Le projet

Résumé du projet

Le projet porte sur les premiers tours du Monde touristiques (TdM) (1869-1914) et questionne le nouveau régime de géographicité qu’ils reflètent et participent à instaurer. Il s’agit de périples opérés par des personnes qui affirment faire un TdM essentiellement pour leur agrément, et se revendiquent comme touristes, et non (exclusivement) comme explorateurs, journalistes, diplomates, etc. Le projet questionne les enjeux, logiques et significations – notamment géographiques - de cette nouvelle pratique touristique et de son institutionnalisation.
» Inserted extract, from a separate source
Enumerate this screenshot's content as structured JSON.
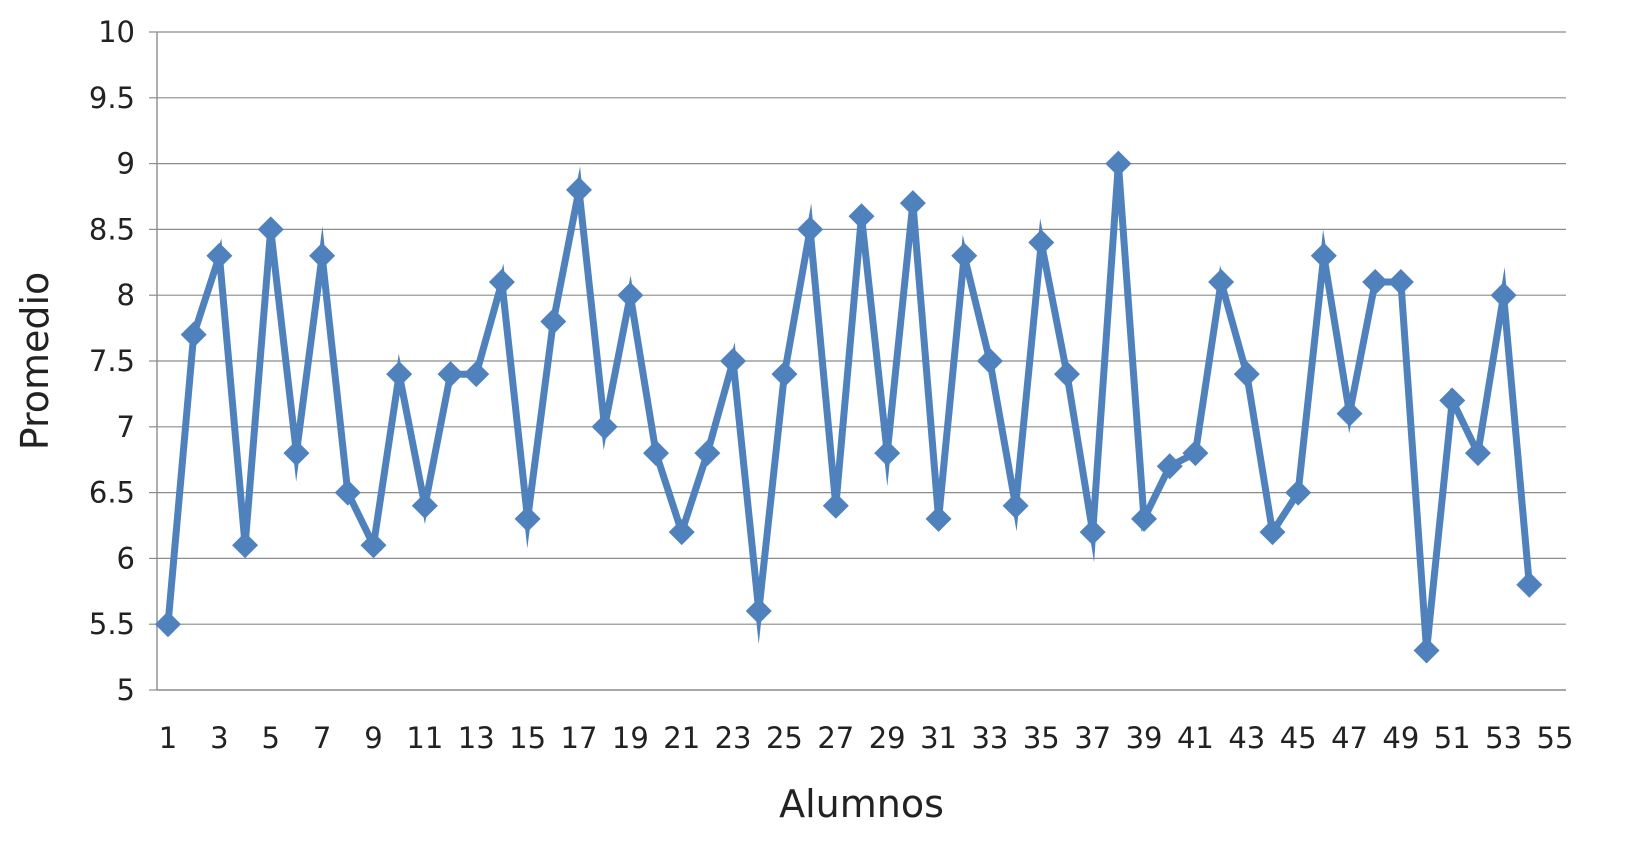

Il se fonde sur deux hypothèses.
La première postule que les TdM correspondent à une mutation majeure de l’industrie touristique et de l’imaginaire géographique occidentaux, qui pour la première fois appréhendent le globe comme une attraction et un lieu dont on peut littéralement faire le tour. La seconde consiste à expliquer l’importance et la prégnance du motif du TdM et sa diffusion dans la culture populaire au-delà du cercle des touristes assez aisés pour parcourir le globe, par le rôle de dispositifs de simulation plus ou moins immersifs qui permettent à presque tous de faire un TdM virtuel.
La question de recherche principale consiste alors à interroger dans une perspective critique le processus d’objectivation du Monde opéré par ces TdM actuels (effectifs) et virtuels, en tant qu’étape importante de la mondialisation et de la modernité. Le Monde est désormais quelque chose qu’on peut faire : au sens où un touriste dit qu’il a fait tel pays, mais aussi au sens de la performance. Cette performance spatio-temporelle manifeste une nouvelle façon de pratiquer et habiter la planète en tant que telle : un nouveau régime de géographicité. En instituant le Monde en une échelle pertinente pour l’imaginaire voire les pratiques de chacun, les TdM possèdent une composante performative : ils font advenir l’espace (la planète comme le Monde des êtres humains), le temps (celui de la modernité) et le sujet de cette pratique (le globetrotter, qui se veut citoyen du Monde). Mais le TdM reste une pratique largement réservée aux Occidentaux et conditionnée par l’extension de leur domination technologique, économique et politique à l’échelle du globe : l’enjeu du TdM est pour eux de l’expérimenter et la célébrer.

 

Axes de recherche

  • Le premier axe concerne des archives liées à des TdM ayant été effectués. Au centre du projet : le voyage du Tessinois Emilio Balli (1878), exemplaire et documenté par des archives privées inexploitées, exceptionnellement riches et complètes. Intéressés par la place de la Suisse dans les TdM, aussi bien en tant que pays émetteur que récepteur, nous avons identifié neuf globetrotters helvétiques qui ont fait un TdM dans la période, documenté par des sources largement inédites. L’analyse de leurs parcours fait sens dans le cadre d’une micro-histoire globale.
     
  • Le deuxième axe porte sur des livres publiés, qui relatent ou présentent des TdM. Nous avons identifié 260 récits de TdM effectués entre 1869 et 1914, publiés principalement en anglais et en français, mais aussi, pour sept d’entre eux, en japonais. Une base de données sera constituée avec ces récits. Dans une perspective de littérature comparée, l’analyse permettra de dégager des structures et motifs communs, mais aussi des lignes de rupture attestant d’une évolution dans le temps et sans doute de différences selon le genre, la classe et la nationalité. Ce corpus est complété par des publications provenant des acteurs de l’industrie touristique : on a identifié onze guides et brochures publicitaires relatifs aux TdM, et exploré les archives de deux tour-operators.
     
  • Dans une perspective de visual studies, le troisième axe étudie des dispositifs constitués de séries d’images produites par un photographe ou un cinéaste à l’occasion d’un TdM (réel ou fictif), parfois au sein d’un groupe de touristes, et présentées de façon à permettre au public de refaire virtuellement ce TdM. Nous en avons retenu deux, en raison de leur intérêt intrinsèque et des sources les plus accessibles : deux séries de photographies stéréoscopiques Around the world de la compagnies Underwood (1905 et 1913) et neuf réalisations cinématographiques qui nécessitent et/ou mettent en scène un TdM (entre 1906 et 1914). On examinera dans le détail et dans un cadre intermédial comment le motif du TdM se diffuse pour s’imposer dans la culture populaire, permettant à tous de faire un TdM virtuel.
     
  • De façon transversale, dans le cadre d’une histoire globale et pour échapper à une approche eurocentrée, une attention particulière sera donnée à la place du Japon dans ces TdM en analysant par les méthodes de l’histoire croisée d’une part les pratiques et la réception des globetrotters occidentaux au Japon et d’autre part celles des rares globetrotters japonais (voyageant à l’occasion de 3 TdM à forfait organisés en 1908-1910) en Occident.